For the study, the researchers analyzed 73 studies that compared breastfeeding women support to women who received no aid or other form of intervention. Overall, 75,000 women and their babies were included in the analysis. Most were from upper – middle-income countries.
Support can come in many forms, the authors say, including reassurance, praise, information and opportunities to discuss problems and ask questions.
Women who received support were about 8 percent less likely to stop breastfeeding before six months, compared with women who do not have the extra help.
For every 1,000 women who receive the added help, 304 stopped breastfeeding by four to six weeks and 510 stopped breastfeeding by six months, while that for every 1,000 women who do not receive aid, 353 stopped within four to six weeks and 573 stopped six months.
Also, 732 of every 1,000 women that were supported are no longer exclusively breastfeeding after six months, while the same is true for 823 out of every 1000 “not supported” women.
Certain factors may make the support more valuable for mothers and babies, the researchers found.
For example, it didn’t matter if a health care provider or a trained seemed to be the support provided. But, McFadden said: “it must be offered, the proactive and planned, so that mothers know when to expect support.”
In addition, face-to-face contact and support proved to be better than the help provided over the phone.

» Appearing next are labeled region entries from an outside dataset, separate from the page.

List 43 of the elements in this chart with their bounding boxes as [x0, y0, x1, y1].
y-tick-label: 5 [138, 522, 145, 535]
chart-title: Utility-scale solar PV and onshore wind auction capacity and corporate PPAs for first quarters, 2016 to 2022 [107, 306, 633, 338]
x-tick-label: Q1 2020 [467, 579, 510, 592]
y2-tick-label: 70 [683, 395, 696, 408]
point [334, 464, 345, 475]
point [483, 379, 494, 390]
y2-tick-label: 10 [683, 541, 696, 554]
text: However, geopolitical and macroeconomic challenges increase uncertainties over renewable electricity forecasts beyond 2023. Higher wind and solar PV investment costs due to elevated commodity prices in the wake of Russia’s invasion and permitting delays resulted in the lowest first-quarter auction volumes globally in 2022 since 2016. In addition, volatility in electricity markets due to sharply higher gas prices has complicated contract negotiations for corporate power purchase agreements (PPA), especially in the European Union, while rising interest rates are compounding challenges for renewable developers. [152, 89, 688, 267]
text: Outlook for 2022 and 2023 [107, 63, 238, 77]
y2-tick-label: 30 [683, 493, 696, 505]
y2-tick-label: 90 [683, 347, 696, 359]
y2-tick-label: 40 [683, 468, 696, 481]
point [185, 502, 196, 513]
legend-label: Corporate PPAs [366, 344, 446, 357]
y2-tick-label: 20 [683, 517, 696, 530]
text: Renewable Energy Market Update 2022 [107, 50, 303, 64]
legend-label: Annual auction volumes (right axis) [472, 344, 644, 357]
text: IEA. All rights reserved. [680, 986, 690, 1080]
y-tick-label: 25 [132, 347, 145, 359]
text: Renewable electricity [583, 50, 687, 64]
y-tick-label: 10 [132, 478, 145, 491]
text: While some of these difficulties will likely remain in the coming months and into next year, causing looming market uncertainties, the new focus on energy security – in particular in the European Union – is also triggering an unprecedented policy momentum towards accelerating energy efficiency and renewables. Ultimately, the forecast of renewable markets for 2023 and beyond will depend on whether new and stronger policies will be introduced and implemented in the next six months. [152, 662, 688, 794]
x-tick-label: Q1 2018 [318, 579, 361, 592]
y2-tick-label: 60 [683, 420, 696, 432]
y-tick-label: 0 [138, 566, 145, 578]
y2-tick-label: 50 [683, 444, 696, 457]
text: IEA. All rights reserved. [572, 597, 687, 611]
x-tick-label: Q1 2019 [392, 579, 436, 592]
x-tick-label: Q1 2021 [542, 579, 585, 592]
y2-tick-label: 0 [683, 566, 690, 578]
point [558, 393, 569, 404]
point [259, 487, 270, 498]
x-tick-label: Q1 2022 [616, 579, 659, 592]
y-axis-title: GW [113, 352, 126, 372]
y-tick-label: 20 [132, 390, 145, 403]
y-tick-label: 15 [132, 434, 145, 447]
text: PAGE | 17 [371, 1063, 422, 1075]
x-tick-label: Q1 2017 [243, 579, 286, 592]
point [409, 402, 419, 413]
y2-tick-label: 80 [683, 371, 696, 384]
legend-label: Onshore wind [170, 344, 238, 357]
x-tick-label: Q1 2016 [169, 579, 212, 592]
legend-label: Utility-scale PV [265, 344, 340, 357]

“The people who we hope will take note of this are that the provision of breastfeeding support from the health professional and the people that the policy of the public health,” said McFadden.
The next step for this type of research would be to these support services are available for a large number of women.
For new parents and parents-to-be, McFadden said, it is important to ask their health care providers about breastfeeding support programs.
“If that support is not available, try it out,” she said.